Akhir Perjalanan dan Warisan Sang Pemersatu Aceh Darussalam
Tahun 1529, Kesultanan Aceh Darussalam kembali mempersiapkan diri untuk kembali menyerang Portugis. Kali ini daerah Malaka yang jadi target utama Portugis. Sama seperti sebelumnya, Sultan Ali Mughayat Syah kembali memperkuat pertahanan pasukannya. Bedanya, kali ini tak ada lagi Raja Ibrahim yang mendampingi langkah perjuangannya, ia pun maju paling depan untuk memimpin serangan.
Sayangnya, sebelum serangan benar-benar dilakukan, Sultan Ali Mughayat Syah justru lebih dulu wafat. Tepatnya 7 Agustus 1530, ia menghembuskan nafas terakhirnya, ia kemudian digantikan oleh putranya, Sultan Salahuddin.
Segala perjuangan yang telah dilakukan Sultan Ali Mughayat Syah untuk Kesultanan Aceh Darussalam pun dicatat pada nisan makamnya yang saat ini ada di Kompleks Pemakaman Sultan Aceh Kandang XII, Banda Aceh.

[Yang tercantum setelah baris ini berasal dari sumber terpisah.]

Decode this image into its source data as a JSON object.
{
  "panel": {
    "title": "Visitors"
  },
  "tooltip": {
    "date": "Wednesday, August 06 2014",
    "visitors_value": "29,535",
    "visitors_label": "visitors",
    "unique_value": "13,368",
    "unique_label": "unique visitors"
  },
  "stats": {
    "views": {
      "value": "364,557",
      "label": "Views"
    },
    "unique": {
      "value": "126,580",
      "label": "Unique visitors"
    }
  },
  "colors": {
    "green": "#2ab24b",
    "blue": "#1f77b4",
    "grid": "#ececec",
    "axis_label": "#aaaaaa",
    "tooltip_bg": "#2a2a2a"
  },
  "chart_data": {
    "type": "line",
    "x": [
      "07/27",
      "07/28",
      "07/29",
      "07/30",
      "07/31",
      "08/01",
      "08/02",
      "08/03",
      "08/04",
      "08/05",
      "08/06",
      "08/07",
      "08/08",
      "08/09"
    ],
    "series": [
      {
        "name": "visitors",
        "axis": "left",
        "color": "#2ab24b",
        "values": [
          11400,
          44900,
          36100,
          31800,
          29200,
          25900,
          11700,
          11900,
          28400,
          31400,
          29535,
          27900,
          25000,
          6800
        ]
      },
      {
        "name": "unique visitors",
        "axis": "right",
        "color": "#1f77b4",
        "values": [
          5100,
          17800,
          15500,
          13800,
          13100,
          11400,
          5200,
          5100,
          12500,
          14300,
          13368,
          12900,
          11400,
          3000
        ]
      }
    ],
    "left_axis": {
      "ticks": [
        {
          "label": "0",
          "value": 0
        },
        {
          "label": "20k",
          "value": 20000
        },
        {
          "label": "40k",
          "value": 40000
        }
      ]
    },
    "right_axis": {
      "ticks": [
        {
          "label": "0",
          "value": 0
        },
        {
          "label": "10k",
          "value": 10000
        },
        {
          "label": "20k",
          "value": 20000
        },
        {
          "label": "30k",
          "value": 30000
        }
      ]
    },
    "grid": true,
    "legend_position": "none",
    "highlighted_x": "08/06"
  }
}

Dalam catatan yang berasal dari abad ke-16 Masehi itu, disebutkan bahwa Sultan Ali Mughayat Syah adalah Al-Ghaziy fil Barri wal Bahri. Hal ini dikarenakan ia adalah sosok yang berperang sekaligus penakluk daratan maupun lautan. Catatan ini juga memperjelas kekuatan militer Kesultanan Aceh Darussalam saat ia memimpin.

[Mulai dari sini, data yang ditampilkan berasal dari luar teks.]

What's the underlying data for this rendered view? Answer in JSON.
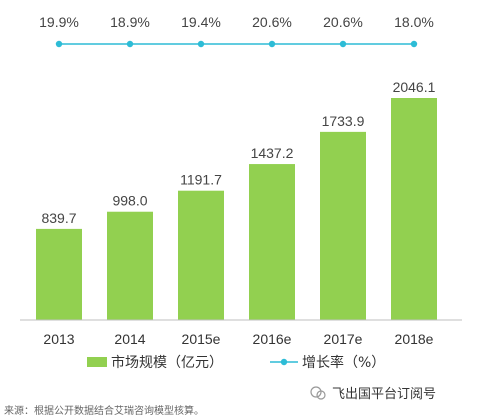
{
  "chart_data": {
    "type": "bar+line",
    "categories": [
      "2013",
      "2014",
      "2015e",
      "2016e",
      "2017e",
      "2018e"
    ],
    "bar_series": {
      "name": "市场规模（亿元）",
      "values": [
        839.7,
        998.0,
        1191.7,
        1437.2,
        1733.9,
        2046.1
      ],
      "labels": [
        "839.7",
        "998.0",
        "1191.7",
        "1437.2",
        "1733.9",
        "2046.1"
      ],
      "color": "#92d050"
    },
    "line_series": {
      "name": "增长率（%）",
      "values": [
        19.9,
        18.9,
        19.4,
        20.6,
        20.6,
        18.0
      ],
      "labels": [
        "19.9%",
        "18.9%",
        "19.4%",
        "20.6%",
        "20.6%",
        "18.0%"
      ],
      "color": "#2dbcd6"
    },
    "legend": {
      "bar_label": "市场规模（亿元）",
      "line_label": "增长率（%）",
      "placement": "bottom"
    },
    "grid": false
  },
  "footer": {
    "source": "来源：根据公开数据结合艾瑞咨询模型核算。",
    "brand": "飞出国平台订阅号"
  }
}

Baca Juga : Sultan Iskandar Muda, Pembawa Aceh Darussalam pada Masa Keemasan
Sultan Ali Mughayat Syah bukan hanya pemimpin Kesultanan Aceh Darussalam. Ia adalah sosok pelopor kebangkitan dan pemersatu Aceh Darussalam yang sebenarnya. Semangat serta keberaniannya dalam memperjuangkan Kesultanan Aceh Darussalam ia turunkan kepada para pewarisnya, yang membuat pengaruh Aceh Darussalam benar-benar nyata sejak saat itu.